Well I have to disagree. If they weren't evacuated, they would have drowned eventually.

Do you remember the doc who ended up euthanizing patience in N.O.?

No. Regardless. If those people were not evacuated they would have not stood a chance. There would not be a question IF they would die, it would merely be a question as to WHEN they would die and how much they would suffer first.
 
Besides, I'm not talking about evacuating ALL of the people. I am talking about sick, disabled, and elderly patients in hospitals or institutions/schools, etc.

Q: Why were institutions like that permitted to be built in flood zones, hmm?







A: Somebody got bribed and signed off on it.
 
Why should a nursing home be allowed zoning in a flood area? Hmm? Think on that one.

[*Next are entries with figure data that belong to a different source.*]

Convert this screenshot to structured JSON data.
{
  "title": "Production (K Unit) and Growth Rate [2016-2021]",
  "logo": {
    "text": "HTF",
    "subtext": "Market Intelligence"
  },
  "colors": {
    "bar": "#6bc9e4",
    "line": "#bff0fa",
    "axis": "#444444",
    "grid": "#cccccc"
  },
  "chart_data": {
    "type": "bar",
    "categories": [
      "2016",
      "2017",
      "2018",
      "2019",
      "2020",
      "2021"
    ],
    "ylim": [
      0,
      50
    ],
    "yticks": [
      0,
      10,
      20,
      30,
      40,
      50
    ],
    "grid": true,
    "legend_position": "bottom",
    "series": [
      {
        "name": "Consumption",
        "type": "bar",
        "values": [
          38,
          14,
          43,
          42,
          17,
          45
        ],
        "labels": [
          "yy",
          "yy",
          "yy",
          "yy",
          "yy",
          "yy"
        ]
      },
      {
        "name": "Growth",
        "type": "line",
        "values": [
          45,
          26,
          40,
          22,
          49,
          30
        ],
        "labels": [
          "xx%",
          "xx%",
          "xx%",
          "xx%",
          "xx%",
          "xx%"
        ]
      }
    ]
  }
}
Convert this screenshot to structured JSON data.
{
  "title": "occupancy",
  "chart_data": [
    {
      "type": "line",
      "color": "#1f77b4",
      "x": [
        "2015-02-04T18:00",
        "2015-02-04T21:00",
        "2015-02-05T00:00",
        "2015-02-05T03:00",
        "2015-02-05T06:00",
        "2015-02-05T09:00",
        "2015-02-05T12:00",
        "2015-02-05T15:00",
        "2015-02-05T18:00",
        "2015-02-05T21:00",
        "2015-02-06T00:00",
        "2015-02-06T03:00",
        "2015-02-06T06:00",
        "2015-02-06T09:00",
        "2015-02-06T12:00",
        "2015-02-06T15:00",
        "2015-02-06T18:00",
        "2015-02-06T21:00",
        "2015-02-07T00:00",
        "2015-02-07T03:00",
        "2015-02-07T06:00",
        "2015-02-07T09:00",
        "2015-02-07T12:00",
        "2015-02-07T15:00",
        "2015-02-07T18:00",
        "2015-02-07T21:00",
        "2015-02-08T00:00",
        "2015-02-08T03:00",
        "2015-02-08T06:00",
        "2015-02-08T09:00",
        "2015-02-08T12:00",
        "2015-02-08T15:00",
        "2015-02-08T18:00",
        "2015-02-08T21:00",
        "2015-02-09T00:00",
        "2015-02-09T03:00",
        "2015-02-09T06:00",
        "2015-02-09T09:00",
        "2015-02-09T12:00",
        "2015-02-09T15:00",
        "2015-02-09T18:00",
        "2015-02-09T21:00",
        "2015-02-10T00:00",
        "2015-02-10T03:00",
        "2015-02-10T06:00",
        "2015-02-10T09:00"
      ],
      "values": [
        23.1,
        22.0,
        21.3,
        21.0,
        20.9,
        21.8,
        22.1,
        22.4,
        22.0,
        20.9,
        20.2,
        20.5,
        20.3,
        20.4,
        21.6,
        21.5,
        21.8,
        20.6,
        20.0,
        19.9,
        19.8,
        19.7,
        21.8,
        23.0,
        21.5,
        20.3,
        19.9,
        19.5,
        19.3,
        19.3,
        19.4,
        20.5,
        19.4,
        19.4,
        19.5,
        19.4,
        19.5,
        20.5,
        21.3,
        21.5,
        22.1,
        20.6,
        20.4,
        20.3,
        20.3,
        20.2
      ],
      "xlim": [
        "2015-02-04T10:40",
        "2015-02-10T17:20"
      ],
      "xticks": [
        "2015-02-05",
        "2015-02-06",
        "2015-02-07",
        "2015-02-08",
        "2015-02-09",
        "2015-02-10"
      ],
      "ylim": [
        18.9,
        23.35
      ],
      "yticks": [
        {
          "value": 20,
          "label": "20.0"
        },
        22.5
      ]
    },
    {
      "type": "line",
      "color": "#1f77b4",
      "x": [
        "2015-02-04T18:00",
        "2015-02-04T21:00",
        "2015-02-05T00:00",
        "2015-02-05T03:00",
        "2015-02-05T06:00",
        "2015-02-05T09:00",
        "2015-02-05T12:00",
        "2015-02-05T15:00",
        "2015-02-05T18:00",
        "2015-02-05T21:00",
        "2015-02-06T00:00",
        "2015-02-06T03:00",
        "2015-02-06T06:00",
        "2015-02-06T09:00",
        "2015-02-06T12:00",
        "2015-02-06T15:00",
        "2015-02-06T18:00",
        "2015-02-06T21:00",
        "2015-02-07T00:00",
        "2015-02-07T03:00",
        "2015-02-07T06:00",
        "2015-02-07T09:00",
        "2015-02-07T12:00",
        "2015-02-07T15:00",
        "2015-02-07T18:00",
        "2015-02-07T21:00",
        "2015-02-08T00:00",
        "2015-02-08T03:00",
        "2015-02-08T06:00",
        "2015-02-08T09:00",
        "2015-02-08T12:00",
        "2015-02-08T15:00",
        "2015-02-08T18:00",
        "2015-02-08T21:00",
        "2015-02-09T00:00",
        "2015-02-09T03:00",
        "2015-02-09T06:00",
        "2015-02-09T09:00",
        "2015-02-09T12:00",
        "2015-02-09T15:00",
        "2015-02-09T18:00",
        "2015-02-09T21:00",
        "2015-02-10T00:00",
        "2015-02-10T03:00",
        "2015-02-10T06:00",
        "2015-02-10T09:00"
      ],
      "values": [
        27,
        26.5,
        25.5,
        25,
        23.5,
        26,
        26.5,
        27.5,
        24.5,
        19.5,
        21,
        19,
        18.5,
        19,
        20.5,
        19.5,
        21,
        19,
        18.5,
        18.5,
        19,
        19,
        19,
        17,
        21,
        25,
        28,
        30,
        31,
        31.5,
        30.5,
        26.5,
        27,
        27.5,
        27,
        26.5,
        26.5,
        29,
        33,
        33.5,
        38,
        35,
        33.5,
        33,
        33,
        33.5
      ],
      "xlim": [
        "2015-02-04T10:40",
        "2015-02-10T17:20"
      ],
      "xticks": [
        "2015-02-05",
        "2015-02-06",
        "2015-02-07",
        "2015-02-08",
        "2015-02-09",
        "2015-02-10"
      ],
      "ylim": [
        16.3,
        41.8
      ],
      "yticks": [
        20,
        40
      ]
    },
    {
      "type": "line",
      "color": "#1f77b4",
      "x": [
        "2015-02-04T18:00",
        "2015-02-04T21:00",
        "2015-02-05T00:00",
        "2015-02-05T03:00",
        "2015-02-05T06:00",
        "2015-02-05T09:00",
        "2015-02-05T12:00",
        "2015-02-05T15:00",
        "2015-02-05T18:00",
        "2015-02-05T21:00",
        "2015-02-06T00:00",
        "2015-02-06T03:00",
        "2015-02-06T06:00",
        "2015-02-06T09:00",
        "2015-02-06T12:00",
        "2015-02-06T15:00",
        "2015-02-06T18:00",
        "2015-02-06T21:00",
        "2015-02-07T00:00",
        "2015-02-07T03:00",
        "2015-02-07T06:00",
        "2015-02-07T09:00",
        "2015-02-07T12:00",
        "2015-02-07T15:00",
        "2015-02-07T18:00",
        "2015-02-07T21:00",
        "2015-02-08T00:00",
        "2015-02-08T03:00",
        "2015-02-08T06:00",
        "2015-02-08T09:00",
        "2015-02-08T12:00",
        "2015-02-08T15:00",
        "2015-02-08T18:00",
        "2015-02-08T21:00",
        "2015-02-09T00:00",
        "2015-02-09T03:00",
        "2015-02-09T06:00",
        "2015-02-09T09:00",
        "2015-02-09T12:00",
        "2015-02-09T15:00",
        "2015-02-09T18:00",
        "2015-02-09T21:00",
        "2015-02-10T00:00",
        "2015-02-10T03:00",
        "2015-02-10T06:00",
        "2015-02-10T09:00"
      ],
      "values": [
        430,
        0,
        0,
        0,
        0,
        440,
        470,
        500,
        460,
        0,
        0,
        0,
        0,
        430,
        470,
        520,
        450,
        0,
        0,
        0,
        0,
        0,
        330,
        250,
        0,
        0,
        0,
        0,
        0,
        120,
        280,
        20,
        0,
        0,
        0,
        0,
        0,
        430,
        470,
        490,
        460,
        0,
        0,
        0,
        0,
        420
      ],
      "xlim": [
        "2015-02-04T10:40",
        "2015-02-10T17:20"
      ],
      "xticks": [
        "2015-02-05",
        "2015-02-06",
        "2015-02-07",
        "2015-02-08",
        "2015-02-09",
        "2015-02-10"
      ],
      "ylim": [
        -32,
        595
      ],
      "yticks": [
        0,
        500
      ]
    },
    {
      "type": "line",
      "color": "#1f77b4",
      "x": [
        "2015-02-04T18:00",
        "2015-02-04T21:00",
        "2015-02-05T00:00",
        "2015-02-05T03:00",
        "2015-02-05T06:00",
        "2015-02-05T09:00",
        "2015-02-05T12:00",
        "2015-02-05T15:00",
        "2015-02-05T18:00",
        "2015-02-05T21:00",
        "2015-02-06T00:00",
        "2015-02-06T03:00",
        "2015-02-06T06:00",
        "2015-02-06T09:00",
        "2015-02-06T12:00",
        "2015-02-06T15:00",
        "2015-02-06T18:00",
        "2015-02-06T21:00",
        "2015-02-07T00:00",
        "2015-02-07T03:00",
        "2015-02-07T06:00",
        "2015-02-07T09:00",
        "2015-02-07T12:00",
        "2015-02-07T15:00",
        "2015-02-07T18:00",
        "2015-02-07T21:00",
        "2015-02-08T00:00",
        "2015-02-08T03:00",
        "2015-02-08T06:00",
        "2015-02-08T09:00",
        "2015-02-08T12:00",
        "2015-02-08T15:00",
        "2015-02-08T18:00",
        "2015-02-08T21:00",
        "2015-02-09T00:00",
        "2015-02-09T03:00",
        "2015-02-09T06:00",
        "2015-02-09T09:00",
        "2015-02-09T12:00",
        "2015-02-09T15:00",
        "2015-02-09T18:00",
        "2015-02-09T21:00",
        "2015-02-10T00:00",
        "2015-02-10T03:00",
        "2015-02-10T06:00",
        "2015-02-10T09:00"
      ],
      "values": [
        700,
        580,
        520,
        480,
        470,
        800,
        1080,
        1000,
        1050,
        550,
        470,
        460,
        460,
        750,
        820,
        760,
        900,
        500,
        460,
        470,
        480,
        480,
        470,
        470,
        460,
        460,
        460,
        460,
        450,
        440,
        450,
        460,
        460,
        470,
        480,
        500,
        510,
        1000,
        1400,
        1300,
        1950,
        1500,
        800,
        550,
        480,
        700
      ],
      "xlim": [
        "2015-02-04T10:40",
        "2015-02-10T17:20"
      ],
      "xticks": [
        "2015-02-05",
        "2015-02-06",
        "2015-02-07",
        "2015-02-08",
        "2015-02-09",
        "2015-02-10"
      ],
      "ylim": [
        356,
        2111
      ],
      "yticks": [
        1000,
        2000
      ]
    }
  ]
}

Who took the bribe? ;) Who was the developer? Who signed off on that?

They are responsible.

When you build in the 100 year flood zone you dont expect flooding nor does your banker. Which is of course why you dont need flood insurance in the 100 to 500 year range to get a loan.
There've been talk about an 800 year flood...I guess we'll see.
 
Besides, I'm not talking about evacuating ALL of the people. I am talking about sick, disabled, and elderly patients in hospitals or institutions/schools, etc.

Q: Why were institutions like that permitted to be built in flood zones, hmm?







A: Somebody got bribed and signed off on it.

Well, if there are communities there, it's probably because they are needed there.
 
If you are a strong and healthy adult who is of sound mind, then that is another situation. You can choose to evacuate yourself or not. Other people who are elderly or suffering from some illness, not so much. I would be totally pissed off if that was my grandmother in that nursing home, rolling around in her wheelchair in waist deep water. Somebody has some explaining to do, I think!
 
By the time the nursing homes realized it was as bad as it was, the roads out were probably already underwater so there wasn't much anyone could do at that point. Evacuating them even before the storm could have been bad, who knows how many folks were evacuating on their own and how could they deal with the ones with intensive medical needs on the drive - take them all one by one in the ambulances when they only had what 57 hours notice it was going to be bad? Where was the nursing home, did the directors of the place know the flood was going to hit them, or did they think based on the info provided that it wasn't going to flood there?

At some point you gotta understand that nature, and especially the weather, is unpredictable. Sure we get spoiled by our weather reports, but have you ever actually paid attention to how often they're wrong, and how often they change? I've spent the better part of the summer trying to plan painting around sunny days - trust me, they suck at predicting heh

As far as the other residents, I hear a bunch of them didn't want to evac because of looters. I suppose it's a bit of a catch 22 really, do you stay and protect your stuff only to end up with it all under 10-20' of water, or do you risk evacuating and the place is high and dry for the looters to steal your stuff? You really can't win, and if you're poor and can't afford a hotel room or gas to get out of dodge, then that kind of makes the decision for you.